Introduction: Metabolic dysfunction-associated fatty liver disease (MAFLD) and its advanced form, metabolic-associated steatohepatitis (MASH), are significant contributors to chronic liver disease. Iron overload, ferroptosis, and intestinal permeability disruptions are critical drivers requiring targeted therapies.

Aim: This study evaluated the therapeutic effects of amlodipine and perindopril on ferroptosis and intestinal barrier integrity in a diet-induced MASH model and elucidated their mechanistic roles in modulating the miR-874-3p/LPCAT3/LACS4/GPX4 axis identified via bioinformatics.

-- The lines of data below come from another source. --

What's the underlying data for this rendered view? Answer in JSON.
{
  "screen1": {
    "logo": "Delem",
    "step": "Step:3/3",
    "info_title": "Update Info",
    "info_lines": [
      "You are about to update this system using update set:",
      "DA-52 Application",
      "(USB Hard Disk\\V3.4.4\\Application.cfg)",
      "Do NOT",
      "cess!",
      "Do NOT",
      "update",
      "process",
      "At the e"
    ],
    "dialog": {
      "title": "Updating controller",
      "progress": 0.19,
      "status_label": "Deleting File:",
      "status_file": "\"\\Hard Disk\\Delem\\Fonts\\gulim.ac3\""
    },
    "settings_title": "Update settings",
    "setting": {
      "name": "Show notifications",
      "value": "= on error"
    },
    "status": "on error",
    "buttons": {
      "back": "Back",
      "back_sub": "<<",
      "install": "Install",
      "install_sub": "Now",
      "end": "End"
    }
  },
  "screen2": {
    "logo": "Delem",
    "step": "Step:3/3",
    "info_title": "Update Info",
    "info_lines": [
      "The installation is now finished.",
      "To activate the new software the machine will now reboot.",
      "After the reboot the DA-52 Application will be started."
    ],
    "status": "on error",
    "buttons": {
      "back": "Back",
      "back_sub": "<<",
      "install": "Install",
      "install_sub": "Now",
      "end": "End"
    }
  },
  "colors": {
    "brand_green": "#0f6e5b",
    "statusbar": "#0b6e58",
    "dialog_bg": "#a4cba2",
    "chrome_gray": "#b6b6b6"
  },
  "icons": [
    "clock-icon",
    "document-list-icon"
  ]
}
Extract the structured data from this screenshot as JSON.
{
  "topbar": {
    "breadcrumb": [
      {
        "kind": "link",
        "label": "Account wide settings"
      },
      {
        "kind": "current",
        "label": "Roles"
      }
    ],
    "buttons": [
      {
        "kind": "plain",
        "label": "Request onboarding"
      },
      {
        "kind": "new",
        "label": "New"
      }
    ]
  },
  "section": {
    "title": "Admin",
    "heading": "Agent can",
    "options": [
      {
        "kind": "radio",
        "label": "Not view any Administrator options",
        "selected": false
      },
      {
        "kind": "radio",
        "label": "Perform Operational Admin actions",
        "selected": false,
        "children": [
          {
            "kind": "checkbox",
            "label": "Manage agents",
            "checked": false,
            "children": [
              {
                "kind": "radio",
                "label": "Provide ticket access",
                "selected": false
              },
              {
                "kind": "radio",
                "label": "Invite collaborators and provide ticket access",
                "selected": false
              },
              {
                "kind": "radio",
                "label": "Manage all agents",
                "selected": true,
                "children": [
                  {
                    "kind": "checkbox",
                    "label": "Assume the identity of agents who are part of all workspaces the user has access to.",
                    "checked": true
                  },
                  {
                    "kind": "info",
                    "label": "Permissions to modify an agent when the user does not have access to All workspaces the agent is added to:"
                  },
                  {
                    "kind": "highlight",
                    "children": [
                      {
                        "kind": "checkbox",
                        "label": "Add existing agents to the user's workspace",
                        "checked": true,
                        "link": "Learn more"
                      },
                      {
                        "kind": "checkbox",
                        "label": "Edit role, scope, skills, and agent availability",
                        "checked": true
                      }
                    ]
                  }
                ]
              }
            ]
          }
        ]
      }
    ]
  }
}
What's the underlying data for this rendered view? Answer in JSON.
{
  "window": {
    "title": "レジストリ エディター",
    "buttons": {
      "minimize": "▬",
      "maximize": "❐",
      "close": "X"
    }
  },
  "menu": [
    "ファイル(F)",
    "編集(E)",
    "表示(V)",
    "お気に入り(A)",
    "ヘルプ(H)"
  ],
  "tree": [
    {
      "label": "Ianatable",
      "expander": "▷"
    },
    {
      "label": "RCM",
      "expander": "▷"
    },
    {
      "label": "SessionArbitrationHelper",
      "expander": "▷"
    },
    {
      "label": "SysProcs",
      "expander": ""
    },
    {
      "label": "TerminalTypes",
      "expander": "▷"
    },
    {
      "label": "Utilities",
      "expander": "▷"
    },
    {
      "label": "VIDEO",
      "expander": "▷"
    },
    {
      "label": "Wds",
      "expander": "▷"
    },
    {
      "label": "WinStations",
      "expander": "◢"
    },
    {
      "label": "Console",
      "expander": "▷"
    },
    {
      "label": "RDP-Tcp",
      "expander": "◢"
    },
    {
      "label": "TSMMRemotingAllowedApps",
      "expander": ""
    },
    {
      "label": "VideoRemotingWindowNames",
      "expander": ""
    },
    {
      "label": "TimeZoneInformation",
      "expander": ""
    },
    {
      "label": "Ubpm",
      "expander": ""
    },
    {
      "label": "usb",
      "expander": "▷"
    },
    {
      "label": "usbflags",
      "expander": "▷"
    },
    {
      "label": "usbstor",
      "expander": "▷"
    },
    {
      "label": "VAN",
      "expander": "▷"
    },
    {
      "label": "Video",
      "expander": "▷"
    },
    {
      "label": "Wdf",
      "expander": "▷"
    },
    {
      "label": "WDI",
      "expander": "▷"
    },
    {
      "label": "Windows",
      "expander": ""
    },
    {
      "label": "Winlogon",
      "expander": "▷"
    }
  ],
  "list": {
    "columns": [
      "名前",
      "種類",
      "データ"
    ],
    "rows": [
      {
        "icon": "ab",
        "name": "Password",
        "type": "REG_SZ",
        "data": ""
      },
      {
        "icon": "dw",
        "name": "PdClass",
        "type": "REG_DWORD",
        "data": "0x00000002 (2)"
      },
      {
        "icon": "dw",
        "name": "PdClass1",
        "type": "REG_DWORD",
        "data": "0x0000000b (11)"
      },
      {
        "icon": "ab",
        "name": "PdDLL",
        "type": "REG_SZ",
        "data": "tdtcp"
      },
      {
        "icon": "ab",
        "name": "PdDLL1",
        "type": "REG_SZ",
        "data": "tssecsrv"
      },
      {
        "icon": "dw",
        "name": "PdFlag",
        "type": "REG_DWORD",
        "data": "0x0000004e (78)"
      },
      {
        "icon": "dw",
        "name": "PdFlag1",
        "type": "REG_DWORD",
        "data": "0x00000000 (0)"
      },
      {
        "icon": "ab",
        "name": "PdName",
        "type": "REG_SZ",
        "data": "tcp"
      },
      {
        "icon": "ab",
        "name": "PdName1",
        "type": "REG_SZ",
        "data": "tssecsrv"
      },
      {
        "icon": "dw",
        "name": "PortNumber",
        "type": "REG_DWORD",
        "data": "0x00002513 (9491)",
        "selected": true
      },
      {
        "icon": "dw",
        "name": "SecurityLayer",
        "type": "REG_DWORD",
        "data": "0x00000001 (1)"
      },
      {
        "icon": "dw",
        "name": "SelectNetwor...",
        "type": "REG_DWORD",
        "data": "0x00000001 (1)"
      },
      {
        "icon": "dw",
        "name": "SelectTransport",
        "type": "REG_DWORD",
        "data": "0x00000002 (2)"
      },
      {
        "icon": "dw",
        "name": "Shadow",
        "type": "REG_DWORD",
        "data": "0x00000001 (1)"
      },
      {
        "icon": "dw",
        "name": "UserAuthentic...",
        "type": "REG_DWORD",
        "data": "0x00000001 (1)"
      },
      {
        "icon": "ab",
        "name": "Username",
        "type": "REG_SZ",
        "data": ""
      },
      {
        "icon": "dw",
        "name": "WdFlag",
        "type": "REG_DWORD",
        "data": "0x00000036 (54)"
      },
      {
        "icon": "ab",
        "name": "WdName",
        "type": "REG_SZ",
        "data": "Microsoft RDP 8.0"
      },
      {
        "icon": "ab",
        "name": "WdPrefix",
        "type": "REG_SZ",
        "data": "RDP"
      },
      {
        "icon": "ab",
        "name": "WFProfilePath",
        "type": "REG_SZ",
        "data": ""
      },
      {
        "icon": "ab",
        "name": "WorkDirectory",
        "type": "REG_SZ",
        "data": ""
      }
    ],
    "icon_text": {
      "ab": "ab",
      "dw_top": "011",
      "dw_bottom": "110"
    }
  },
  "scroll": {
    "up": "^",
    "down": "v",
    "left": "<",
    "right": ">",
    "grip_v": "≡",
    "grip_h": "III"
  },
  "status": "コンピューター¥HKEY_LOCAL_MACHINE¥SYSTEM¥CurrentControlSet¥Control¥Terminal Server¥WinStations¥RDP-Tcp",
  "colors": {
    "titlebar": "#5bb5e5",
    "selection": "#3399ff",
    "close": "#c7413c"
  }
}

Methods: Male Wistar rats were divided into Sham (normal diet), MASH (high-fat, high-sugar diet), Amlo (MASH + amlodipine), Peri (MASH + perindopril), and Amlo+Peri (combination therapy) groups. Experiments included serum lipid and liver function assays, qPCR for ferroptosis markers (miR-874-3p, LPCAT3, LACS4, GPX4), and evaluation of intestinal permeability (zonulin, TMAO) and occludin expression via immunohistochemistry. Hepatic inflammatory (IL-6), fibrotic (TGF-β1), and apoptotic (caspase-3) markers were analyzed alongside liver and intestinal histopathology.

Results: Both treatments effectively improved liver function and lipid profiles while reducing inflammatory, fibrotic, and apoptotic markers in MASH rats. Histopathological analysis demonstrated significant reductions in hepatic steatosis, fibrosis, inflammation, and iron deposition. Ferroptosis-related markers showed significant modulation: GPX4 and miR-874-3p were upregulated, while LPCAT3 and LACS4 were downregulated. Intestinal barrier function improved, evidenced by increased intestinal occludin expression and decreased serum zonulin and TMAO levels. Combination therapy exhibited the strongest effects across all parameters.

Conclusion: Amlodipine and perindopril, particularly in combination, effectively modulate the miR-874-3p/LPCAT3/LACS4/GPX4 axis to address ferroptosis and gut dysfunction in MASH, offering promising therapeutic avenues.